Mrs. Betty Mould Iddrisu reminded the Daily Post that under Article 139 of the Constitution of Ghana, the High Court shall consist of not less than 20 judges. She then went further to explain that many judges have been appointed to the High Court in recent times because the past two years has seen the Chief Justice creating several High Courts as well as Commercial Courts to cater for the increasing needs of Ghanaians. Even the Land Courts, she said, have been expanded from six to ten. “The Chief Justice has also created a sitting Court of Appeals in Kumasi for the Northern Sector of Ghana which has necessitated additional Appeal Court judges” she added.

The Attorney-General also explained that the Judicial Service is in the process of establishing Commercial Courts in all the regional capitals. Owing to the pre-trial conference requirement, each court will be assigned two High Court Judges (creating 20 vacancies in all).

“These vacancies, as well as the fact that there are also vacancies to be filled in the regular High Courts due to the retirement of some judges has necessitated the appointment of the judges to the superior courts” she said.

The explanation by the Attorney-General, firstly, that it is the Chief Justice, on the advice of Judicial Council, who nominates Judges to the courts, with the President only endorsing the nomination, and secondly, that many judges have been appointed in recent times by the Chief Justice to meet her court expansion programmes in the country defeats Kweku Baako’s attempt to throw dust into the eyes of Ghanaians.

The front-page article in the New Crusading Guide was obviously aimed at disproving the conviction by many Ghanaians that under the NPP, the judiciary became a wing of the NPP, a tool for dealing with perceived opponents of the ruling party.

The conviction arose out of the many bogus rulings and judgements some courts and judges handed down in high profile political trials.

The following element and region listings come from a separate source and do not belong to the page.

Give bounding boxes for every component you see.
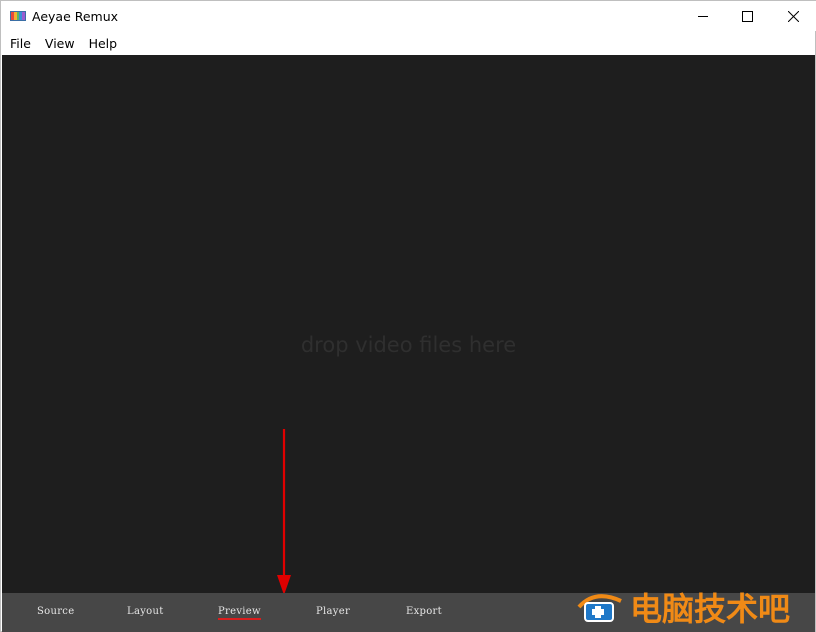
watermark-logo-icon bbox=[577, 594, 622, 622]
close-button[interactable] bbox=[771, 1, 815, 31]
tab-layout[interactable]: Layout bbox=[127, 606, 164, 617]
app-logo-icon bbox=[10, 11, 26, 21]
minimize-icon bbox=[697, 15, 708, 17]
menu-help[interactable]: Help bbox=[84, 34, 123, 53]
watermark-text: 电脑技术吧 bbox=[630, 590, 791, 628]
video-drop-zone[interactable]: drop video files here bbox=[2, 55, 815, 593]
app-window: Aeyae Remux File View Help drop video fi… bbox=[0, 0, 816, 632]
maximize-button[interactable] bbox=[725, 1, 769, 31]
menu-view[interactable]: View bbox=[40, 34, 80, 53]
menu-bar: File View Help bbox=[1, 33, 816, 54]
tab-player[interactable]: Player bbox=[316, 606, 350, 617]
tab-export[interactable]: Export bbox=[406, 606, 442, 617]
menu-file[interactable]: File bbox=[5, 34, 36, 53]
tab-preview[interactable]: Preview bbox=[218, 606, 261, 620]
annotation-arrow-icon bbox=[277, 429, 291, 595]
title-bar[interactable]: Aeyae Remux bbox=[1, 1, 816, 31]
tab-source[interactable]: Source bbox=[37, 606, 74, 617]
maximize-icon bbox=[741, 10, 753, 22]
window-title: Aeyae Remux bbox=[32, 9, 119, 24]
close-icon bbox=[787, 10, 799, 22]
drop-hint-text: drop video files here bbox=[300, 333, 517, 357]
minimize-button[interactable] bbox=[681, 1, 725, 31]
watermark: 电脑技术吧 bbox=[575, 583, 813, 631]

Defeated by a 5-4 ruling, the Kufuor government quickly beefed the Supreme Court up with Justice Afreh before it reviewed its 5-4 decision on the legality of the Fast Track Court brought against the then Attorney-General by Mr. Tsatsu Tsikata. The Supreme Court, as expected, after being beefed up, overturned its earlier decision.

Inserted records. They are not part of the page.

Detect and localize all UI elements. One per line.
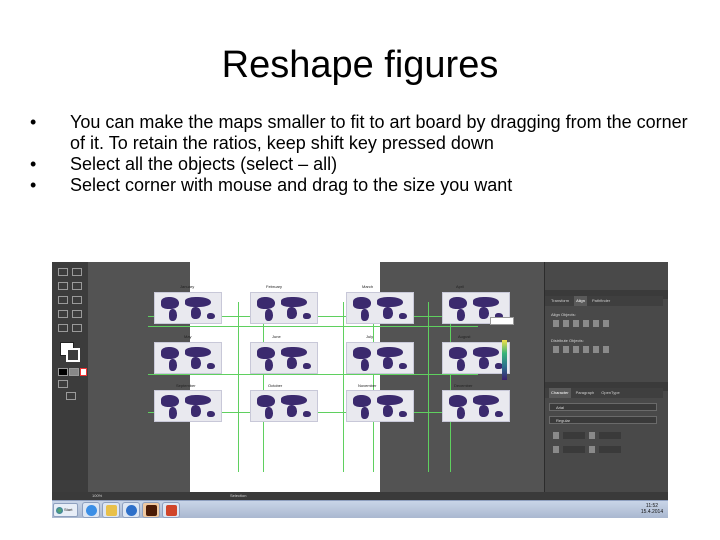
- bullet-dot: •: [30, 154, 37, 174]
- rectangle-tool-icon[interactable]: [72, 310, 82, 318]
- current-tool-label: Selection: [230, 493, 247, 498]
- world-map[interactable]: [250, 342, 318, 374]
- screen-mode-icon[interactable]: [66, 392, 76, 400]
- bullet-list: • You can make the maps smaller to fit to…: [26, 112, 696, 196]
- guide-line: [343, 302, 344, 472]
- bullet-item: • You can make the maps smaller to fit to…: [26, 112, 696, 154]
- explorer-icon[interactable]: [102, 502, 120, 518]
- gradient-mode-icon[interactable]: [69, 368, 79, 376]
- windows-taskbar: Start 11:52 15.4.2014: [52, 500, 668, 518]
- draw-mode-icon[interactable]: [58, 380, 68, 388]
- color-mode-icon[interactable]: [58, 368, 68, 376]
- tracking-controls[interactable]: [553, 446, 653, 453]
- start-button[interactable]: Start: [53, 503, 78, 517]
- taskbar-clock[interactable]: 11:52 15.4.2014: [638, 503, 666, 515]
- tab-pathfinder[interactable]: Pathfinder: [590, 296, 612, 306]
- guide-line: [238, 302, 239, 472]
- world-map[interactable]: [250, 292, 318, 324]
- tools-panel: [52, 262, 88, 498]
- map-title: December: [454, 383, 473, 388]
- selection-tool-icon[interactable]: [58, 268, 68, 276]
- guide-line: [263, 302, 264, 472]
- world-map[interactable]: [346, 342, 414, 374]
- bullet-text: Select all the objects (select – all): [70, 154, 338, 174]
- right-panels: Transform Align Pathfinder Align Objects…: [544, 262, 668, 498]
- tab-transform[interactable]: Transform: [549, 296, 571, 306]
- map-title: February: [266, 284, 283, 289]
- font-style-select[interactable]: Regular: [549, 416, 657, 424]
- magic-wand-tool-icon[interactable]: [58, 282, 68, 290]
- tab-paragraph[interactable]: Paragraph: [574, 388, 597, 398]
- distribute-objects-label: Distribute Objects:: [551, 338, 584, 343]
- tab-opentype[interactable]: OpenType: [599, 388, 621, 398]
- bullet-item: • Select corner with mouse and drag to th…: [26, 175, 696, 196]
- world-map[interactable]: [250, 390, 318, 422]
- bullet-text: You can make the maps smaller to fit to …: [70, 112, 688, 153]
- map-title: June: [272, 334, 281, 339]
- tab-character[interactable]: Character: [549, 388, 571, 398]
- stroke-color-icon[interactable]: [66, 348, 80, 362]
- map-title: March: [362, 284, 374, 289]
- bullet-text: Select corner with mouse and drag to the…: [70, 175, 513, 195]
- illustrator-screenshot: January February March April May June Ju…: [52, 262, 668, 518]
- map-title: April: [456, 284, 465, 289]
- map-title: August: [458, 334, 471, 339]
- map-title: September: [176, 383, 196, 388]
- distribute-buttons[interactable]: [553, 346, 613, 353]
- pen-tool-icon[interactable]: [58, 296, 68, 304]
- align-panel-tabs: Transform Align Pathfinder: [545, 296, 663, 306]
- align-objects-label: Align Objects:: [551, 312, 576, 317]
- lasso-tool-icon[interactable]: [72, 282, 82, 290]
- internet-explorer-icon[interactable]: [82, 502, 100, 518]
- font-family-select[interactable]: Arial: [549, 403, 657, 411]
- world-map[interactable]: [346, 292, 414, 324]
- illustrator-icon[interactable]: [142, 502, 160, 518]
- map-title: July: [366, 334, 374, 339]
- bullet-item: • Select all the objects (select – all): [26, 154, 696, 175]
- character-panel-tabs: Character Paragraph OpenType: [545, 388, 663, 398]
- status-bar: 100% Selection: [52, 492, 668, 500]
- bullet-dot: •: [30, 175, 37, 195]
- world-map[interactable]: [154, 342, 222, 374]
- clock-date: 15.4.2014: [640, 509, 664, 515]
- map-title: January: [180, 284, 195, 289]
- world-map[interactable]: [442, 390, 510, 422]
- color-legend: [502, 340, 507, 380]
- map-title: October: [268, 383, 283, 388]
- windows-logo-icon: [56, 507, 63, 514]
- map-title: November: [358, 383, 377, 388]
- guide-line: [450, 302, 451, 472]
- world-map[interactable]: [442, 342, 510, 374]
- document-canvas[interactable]: January February March April May June Ju…: [88, 262, 544, 498]
- world-map[interactable]: [154, 292, 222, 324]
- font-size-controls[interactable]: [553, 432, 653, 439]
- guide-line: [428, 302, 429, 472]
- line-tool-icon[interactable]: [58, 310, 68, 318]
- map-title: May: [184, 334, 192, 339]
- chrome-icon[interactable]: [122, 502, 140, 518]
- direct-selection-tool-icon[interactable]: [72, 268, 82, 276]
- none-mode-icon[interactable]: [80, 368, 87, 376]
- slide-title: Reshape figures: [221, 44, 499, 86]
- world-map[interactable]: [346, 390, 414, 422]
- zoom-level[interactable]: 100%: [92, 492, 102, 500]
- hand-tool-icon[interactable]: [58, 324, 68, 332]
- type-tool-icon[interactable]: [72, 296, 82, 304]
- zoom-tool-icon[interactable]: [72, 324, 82, 332]
- world-map[interactable]: [154, 390, 222, 422]
- start-label: Start: [64, 507, 73, 512]
- annotation-box: [490, 317, 514, 325]
- powerpoint-icon[interactable]: [162, 502, 180, 518]
- align-buttons[interactable]: [553, 320, 613, 327]
- tab-align[interactable]: Align: [574, 296, 587, 306]
- bullet-dot: •: [30, 112, 37, 132]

The late Justice Afreh, in his ruling in the Quality Grain trial fell upon an old law in the statute books to jail Dr. Sipa Yankey, Mr. Kwame Peprah and Mr. Ibrahim Adams even though he claimed they were neither guilty of stealing nor of corruption.

Justice Henrietta Abban, in the Republic Vrs Tsatsu Tsikata brought trial to an abrupt end and pronounced a strange judgment that left judicial watchers bewildered and many Ghanaians suspicious (of the judiciary).

In the Appointment of a substantive Chief Justice after Chief Justice Paul Acquah passed away, President Kufuor by-passed four senior Supreme Court Judges, Kpegah, Atuguba and Sofia Akufo to nominate Justice Georgina Wood for appointment. She was virtually endorsed by an Appointments Committee of Parliament dominated by the NPP.

Chief Justice Georgina Wood added fuel to fire when she empanelled a High Court to sit on Christmas day, December 25, 2008 to try NDC activists alleged to have flouted electoral rules. She again illegally empanelled a court on January 1, 2009, a statutory public holiday to hear a motion by her brother-in-law, Atta Akyea and some NPP big-wigs seeking an injunction on the declaration of results from the Tain Constituency which will amount to announcing the next President of Ghana, an action that would have led to a constitutional crisis and lead the nation into chaos.

Recent rulings by some judges, regarded as bogus by many as well as the behaviour of Justice Anthony Oppong of an Accra Fast Track High Court have further fuelled the notion that the judiciary is largely pro-NPP. It is this notion that Kweku Baako sought to erase hence his publication of a totally mischievous story aimed at misleading Ghanaians.